Episode 304: Writing Believable Ways For Characters To Miss The Obvious


In this week’s episode, we share five tips & tricks for writing believeable ways characters can overlook the obvious.

This coupon code will get you 50% off the audiobook of Dragonskull: Talons of the Sorcerer, Book #6 in the Dragonskull series, (as excellently narrated by Brad Wills) at my Payhip store:

TALONS2026

The coupon code is valid through June 8, 2026. So if you need a new audiobook this summer, we’ve got you covered!

TRANSCRIPT

00:00:00 Introduction and Writing Updates

Hello, everyone. Welcome to Episode 304 of The Pulp Writer Show. My name is Jonathan Moeller. Today is May 22nd, 2026, and it’s our first new episode in two and a half weeks, so that is exciting. Today we’ll be talking about how writers can believably write characters who miss the obvious or fail to notice important facts without exasperating the reader. We also have Coupon of the Week and a progress update on my current writing, publishing, and audiobook projects.
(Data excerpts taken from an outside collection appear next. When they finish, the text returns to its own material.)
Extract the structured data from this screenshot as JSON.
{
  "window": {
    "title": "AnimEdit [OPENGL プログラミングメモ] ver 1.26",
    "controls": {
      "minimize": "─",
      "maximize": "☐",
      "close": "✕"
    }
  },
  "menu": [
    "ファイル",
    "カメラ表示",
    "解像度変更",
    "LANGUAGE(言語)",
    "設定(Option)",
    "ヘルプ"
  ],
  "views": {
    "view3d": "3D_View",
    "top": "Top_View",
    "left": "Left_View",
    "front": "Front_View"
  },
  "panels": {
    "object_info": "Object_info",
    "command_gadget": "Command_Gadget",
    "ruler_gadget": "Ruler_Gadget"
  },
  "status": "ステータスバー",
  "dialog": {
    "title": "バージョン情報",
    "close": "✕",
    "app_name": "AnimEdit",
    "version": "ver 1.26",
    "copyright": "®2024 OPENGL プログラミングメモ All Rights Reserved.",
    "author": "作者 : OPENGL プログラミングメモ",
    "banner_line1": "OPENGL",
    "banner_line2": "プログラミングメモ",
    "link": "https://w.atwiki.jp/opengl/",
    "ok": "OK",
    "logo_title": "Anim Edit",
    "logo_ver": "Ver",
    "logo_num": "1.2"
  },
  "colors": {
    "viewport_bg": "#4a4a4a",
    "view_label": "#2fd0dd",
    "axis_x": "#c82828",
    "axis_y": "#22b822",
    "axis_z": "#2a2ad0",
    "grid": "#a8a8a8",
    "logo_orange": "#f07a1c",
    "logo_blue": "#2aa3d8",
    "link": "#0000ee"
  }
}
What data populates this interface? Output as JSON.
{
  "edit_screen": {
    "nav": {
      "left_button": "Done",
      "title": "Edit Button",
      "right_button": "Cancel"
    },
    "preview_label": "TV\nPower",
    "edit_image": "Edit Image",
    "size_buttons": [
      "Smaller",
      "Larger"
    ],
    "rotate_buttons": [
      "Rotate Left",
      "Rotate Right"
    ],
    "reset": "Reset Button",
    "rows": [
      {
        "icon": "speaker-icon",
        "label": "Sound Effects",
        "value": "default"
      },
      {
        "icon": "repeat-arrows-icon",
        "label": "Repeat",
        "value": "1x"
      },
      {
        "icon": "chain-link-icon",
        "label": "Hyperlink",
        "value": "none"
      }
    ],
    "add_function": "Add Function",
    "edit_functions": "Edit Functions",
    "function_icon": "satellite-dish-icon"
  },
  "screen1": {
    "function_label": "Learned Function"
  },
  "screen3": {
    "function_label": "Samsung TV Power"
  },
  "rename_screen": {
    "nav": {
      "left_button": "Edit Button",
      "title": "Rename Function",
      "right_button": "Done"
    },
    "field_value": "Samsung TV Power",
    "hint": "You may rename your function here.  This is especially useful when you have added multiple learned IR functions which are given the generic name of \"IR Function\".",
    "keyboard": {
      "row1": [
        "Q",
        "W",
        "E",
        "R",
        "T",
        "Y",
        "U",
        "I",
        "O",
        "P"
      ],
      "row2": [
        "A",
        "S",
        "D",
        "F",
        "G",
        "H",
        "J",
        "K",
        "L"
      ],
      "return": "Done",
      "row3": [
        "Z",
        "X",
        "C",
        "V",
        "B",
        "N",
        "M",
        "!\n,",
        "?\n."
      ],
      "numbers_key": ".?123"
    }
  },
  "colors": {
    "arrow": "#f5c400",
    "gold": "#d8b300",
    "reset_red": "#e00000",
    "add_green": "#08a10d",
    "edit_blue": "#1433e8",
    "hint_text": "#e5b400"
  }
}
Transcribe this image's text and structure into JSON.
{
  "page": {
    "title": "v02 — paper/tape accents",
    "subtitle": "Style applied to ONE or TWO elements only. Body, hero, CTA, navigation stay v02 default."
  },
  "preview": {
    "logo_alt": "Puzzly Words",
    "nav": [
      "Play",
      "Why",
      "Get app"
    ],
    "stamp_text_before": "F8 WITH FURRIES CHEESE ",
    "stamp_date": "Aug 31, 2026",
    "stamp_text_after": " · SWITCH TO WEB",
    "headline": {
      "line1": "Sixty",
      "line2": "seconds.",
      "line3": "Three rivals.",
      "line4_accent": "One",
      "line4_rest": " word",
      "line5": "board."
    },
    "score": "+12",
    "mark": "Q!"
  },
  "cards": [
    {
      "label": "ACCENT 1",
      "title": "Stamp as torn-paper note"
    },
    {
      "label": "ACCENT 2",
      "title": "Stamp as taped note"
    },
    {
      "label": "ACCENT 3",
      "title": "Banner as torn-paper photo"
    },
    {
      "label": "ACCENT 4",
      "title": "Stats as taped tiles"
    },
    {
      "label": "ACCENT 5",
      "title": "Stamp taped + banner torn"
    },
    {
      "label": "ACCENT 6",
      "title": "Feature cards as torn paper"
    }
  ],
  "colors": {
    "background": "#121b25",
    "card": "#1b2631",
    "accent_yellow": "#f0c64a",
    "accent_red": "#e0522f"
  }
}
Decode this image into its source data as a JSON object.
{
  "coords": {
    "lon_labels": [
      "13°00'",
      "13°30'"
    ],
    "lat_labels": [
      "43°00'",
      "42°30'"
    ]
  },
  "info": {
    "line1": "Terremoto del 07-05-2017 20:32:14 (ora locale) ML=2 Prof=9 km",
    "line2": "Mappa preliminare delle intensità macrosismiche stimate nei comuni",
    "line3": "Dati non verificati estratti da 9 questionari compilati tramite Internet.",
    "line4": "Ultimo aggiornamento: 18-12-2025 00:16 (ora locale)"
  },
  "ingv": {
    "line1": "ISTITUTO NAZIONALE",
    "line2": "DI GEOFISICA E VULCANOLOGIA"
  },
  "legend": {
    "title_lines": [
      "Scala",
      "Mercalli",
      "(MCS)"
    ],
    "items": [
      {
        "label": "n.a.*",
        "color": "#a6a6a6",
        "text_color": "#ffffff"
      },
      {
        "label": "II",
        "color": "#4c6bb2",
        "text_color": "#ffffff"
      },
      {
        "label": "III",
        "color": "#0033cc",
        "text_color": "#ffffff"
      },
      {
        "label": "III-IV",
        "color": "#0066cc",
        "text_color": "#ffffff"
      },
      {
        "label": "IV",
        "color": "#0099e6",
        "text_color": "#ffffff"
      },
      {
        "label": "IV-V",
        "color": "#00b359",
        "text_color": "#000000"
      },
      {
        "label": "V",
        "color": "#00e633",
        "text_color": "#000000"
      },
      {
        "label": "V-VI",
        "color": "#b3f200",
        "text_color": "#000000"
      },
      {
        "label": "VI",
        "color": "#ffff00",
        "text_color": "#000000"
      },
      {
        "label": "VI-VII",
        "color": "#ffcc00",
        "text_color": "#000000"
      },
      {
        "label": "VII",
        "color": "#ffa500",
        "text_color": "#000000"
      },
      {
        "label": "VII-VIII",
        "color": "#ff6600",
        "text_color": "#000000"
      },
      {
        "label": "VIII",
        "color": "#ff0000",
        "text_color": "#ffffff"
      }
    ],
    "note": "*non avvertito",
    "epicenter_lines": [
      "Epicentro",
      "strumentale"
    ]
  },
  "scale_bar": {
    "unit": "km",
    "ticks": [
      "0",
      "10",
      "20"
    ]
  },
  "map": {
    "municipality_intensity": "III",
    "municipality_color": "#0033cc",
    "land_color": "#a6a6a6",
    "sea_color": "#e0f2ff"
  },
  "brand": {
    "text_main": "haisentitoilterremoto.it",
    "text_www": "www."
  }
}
So let’s start off with Coupon of the Week. This week’s coupon code will get you 50% off the audiobook of Dragonskull: Talons of the Sorcerer, Book #6 in the Dragonskull series (as excellently narrated by Brad Wills) at my Payhip store. That is TALONS2026. As always, the links to my Payhip and the coupon code will be available in these show notes for this episode. This coupon code will be valid through June 8th, 2026. So if you need a new audiobook for your summer travels, we have got you covered.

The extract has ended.